I haven't researched this fully, but I suspect this bug is in the way
font-lock.c operates. However, in addition to porting the syntax-table
code from GNU Emacs, I also ported
`font-lock-fontify-syntactically-region' to use `parse-partial-sexp'
instead of `syntactically-sectionize' (the font-lock.c method of
syntaxification).
So if I'm correct, this bug didn't exist on GNU Emacs because they
don't have font-lock.c, and this bug is now fixed because we're not
using it. I copied your sample code twice into an empty tcl-mode and
did a `font-lock-fontify-buffer', and it fontified correctly.
I also tried the following in the scratch buffer:
---
(defun emacs-lisp-byte-compile ()
"Byte compile
(the file containing the current buffer."
(interactive)
(if buffer-file-name
;; XEmacs change. Force buffer save first
(progn
(save-buffer)
(byte-compile-file buffer-file-name))
(error "The buffer must be saved in a file first.")))
---
And the '(' I stuck in the comment didn't seem to screw up
fontification. However, indenting still seems to be somewhat hosed
(`indent-sexp' works properly expect for the comment, but
`indent-for-tab-command' doesn't), and fontification doesn't happen
properly if a line is changed, although a fontify-buffer will fix it.
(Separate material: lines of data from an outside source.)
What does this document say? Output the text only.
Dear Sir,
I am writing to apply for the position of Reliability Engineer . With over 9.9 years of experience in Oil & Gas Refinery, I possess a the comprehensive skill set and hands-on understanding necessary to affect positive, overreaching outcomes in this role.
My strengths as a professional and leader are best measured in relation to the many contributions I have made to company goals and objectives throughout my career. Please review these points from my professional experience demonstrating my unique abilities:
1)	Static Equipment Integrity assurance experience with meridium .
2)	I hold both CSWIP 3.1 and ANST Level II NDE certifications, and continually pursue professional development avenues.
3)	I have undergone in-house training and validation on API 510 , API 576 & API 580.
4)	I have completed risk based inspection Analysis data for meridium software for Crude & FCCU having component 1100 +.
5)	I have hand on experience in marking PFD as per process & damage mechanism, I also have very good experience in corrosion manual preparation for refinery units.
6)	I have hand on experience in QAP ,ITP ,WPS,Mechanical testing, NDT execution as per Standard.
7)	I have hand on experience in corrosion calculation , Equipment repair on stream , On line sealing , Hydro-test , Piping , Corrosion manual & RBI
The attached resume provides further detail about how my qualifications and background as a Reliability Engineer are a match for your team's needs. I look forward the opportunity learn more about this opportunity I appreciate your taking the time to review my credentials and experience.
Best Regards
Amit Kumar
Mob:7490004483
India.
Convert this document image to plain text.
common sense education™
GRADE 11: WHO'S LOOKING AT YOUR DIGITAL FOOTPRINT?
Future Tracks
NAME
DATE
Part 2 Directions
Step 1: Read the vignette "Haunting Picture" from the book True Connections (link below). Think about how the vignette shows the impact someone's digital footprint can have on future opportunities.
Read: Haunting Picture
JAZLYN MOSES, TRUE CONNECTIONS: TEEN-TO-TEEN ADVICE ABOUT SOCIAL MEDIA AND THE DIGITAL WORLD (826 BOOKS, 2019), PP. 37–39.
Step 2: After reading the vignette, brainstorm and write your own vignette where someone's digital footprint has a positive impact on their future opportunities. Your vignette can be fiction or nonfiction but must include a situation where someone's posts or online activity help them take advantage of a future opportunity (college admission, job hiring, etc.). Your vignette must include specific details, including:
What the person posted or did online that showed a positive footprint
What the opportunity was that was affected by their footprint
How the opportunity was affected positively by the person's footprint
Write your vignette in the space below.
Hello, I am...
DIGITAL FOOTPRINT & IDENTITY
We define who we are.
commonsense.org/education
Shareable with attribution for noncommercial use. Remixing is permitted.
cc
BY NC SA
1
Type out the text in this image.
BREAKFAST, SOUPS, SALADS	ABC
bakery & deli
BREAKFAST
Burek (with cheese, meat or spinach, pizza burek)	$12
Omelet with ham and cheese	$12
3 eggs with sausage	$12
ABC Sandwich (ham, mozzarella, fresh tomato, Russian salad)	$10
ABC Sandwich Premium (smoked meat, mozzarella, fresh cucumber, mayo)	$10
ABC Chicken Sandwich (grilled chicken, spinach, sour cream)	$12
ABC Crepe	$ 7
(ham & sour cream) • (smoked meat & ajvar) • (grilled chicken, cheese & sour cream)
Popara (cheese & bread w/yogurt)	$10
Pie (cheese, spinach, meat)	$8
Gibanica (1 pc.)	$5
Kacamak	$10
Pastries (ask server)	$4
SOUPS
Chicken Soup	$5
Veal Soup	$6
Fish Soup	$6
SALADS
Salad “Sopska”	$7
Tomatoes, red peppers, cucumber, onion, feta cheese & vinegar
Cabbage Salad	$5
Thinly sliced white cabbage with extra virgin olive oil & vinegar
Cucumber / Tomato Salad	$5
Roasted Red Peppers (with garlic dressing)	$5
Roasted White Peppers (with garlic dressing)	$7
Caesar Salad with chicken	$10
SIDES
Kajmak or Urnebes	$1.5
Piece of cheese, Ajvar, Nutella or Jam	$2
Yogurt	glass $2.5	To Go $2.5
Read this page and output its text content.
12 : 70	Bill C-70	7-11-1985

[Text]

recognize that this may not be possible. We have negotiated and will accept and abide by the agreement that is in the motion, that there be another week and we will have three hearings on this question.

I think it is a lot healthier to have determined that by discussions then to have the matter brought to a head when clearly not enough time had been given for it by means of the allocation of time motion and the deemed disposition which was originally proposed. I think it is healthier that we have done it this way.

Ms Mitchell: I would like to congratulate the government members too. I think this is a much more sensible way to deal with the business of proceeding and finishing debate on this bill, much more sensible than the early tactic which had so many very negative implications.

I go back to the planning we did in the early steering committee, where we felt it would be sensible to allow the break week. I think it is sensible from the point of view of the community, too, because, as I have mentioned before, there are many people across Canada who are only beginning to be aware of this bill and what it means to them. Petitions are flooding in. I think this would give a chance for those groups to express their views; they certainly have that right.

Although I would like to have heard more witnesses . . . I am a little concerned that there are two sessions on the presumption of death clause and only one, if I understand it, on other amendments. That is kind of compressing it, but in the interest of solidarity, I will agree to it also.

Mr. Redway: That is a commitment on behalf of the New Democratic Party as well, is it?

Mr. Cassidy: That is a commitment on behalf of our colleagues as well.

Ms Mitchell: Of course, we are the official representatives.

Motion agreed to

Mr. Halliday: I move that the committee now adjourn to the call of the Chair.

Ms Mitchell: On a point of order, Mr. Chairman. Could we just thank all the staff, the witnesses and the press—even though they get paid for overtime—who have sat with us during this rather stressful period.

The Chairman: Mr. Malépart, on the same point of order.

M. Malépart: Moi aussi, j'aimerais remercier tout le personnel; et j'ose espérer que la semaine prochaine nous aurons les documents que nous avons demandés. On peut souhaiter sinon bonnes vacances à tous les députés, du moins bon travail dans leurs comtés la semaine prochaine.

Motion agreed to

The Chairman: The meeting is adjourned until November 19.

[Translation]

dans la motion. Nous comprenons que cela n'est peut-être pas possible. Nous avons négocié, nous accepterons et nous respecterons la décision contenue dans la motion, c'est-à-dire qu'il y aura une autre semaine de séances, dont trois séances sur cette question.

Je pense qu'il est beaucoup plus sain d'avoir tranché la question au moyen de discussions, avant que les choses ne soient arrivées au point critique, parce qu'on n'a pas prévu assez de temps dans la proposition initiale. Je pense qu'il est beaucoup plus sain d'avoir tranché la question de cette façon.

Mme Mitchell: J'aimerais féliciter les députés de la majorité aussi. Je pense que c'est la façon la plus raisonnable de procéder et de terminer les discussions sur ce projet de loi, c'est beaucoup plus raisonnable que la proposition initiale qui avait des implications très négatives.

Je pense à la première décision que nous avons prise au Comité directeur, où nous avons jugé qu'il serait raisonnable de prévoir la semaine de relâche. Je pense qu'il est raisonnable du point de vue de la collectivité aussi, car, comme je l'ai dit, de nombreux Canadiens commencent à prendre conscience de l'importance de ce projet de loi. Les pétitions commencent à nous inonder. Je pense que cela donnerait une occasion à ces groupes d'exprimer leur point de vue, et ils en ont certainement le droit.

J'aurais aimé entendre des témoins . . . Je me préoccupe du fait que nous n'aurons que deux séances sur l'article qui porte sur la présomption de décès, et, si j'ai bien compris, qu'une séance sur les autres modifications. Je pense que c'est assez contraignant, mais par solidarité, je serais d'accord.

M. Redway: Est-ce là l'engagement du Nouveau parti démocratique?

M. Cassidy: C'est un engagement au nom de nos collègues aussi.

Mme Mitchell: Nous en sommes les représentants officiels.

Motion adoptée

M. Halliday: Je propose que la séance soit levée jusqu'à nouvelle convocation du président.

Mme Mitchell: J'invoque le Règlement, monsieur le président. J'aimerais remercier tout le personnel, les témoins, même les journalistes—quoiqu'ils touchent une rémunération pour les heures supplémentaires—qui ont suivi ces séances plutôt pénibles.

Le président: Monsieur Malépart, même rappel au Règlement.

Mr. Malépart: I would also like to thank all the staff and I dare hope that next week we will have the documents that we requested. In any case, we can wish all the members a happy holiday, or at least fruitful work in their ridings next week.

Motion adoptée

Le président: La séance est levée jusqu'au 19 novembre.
So the bug appears to be half-fixed, and the main problem appears to be
`beginning-of-defun', which `syntactically-sectionize' uses to set up
its caches, and which is incorrectly reporting the embedded parenthesis
as the start of defun.
For what it's worth, `beginning-of-defun' is broken on GNU Emacs, but
their fontification isn't, although indenting is broken in the same
way. I suspect the reason fontification works is that they use a
different method of refontifying which hides the problem.
I can research this a bit further and try to fix it. I suspect that
there are at least a couple solutions. One of them would be to apply
custom syntax tables to all strings to mark opening parentheses as
punctuation, but that seems overkill. It might also be possible to fix
`beginning-of-defun' to use `parse-partial-sexp' instead of just doing
a regex search.
I've also been wanting to redo lazy-lock-mode to bring it more in line
with GNU Emacs', which is more sophisticated and has more elegant
behavior. I realize there are some issues with XEmacs not having the
same hooks that GNU Emacs' lazy-lock uses, but I think those issues can
be resolved. I also think that if proper behavior can be achieved, it
might be worth rolling the lazy-lock functionality into font-lock-mode,
as long as there's no opposition to it.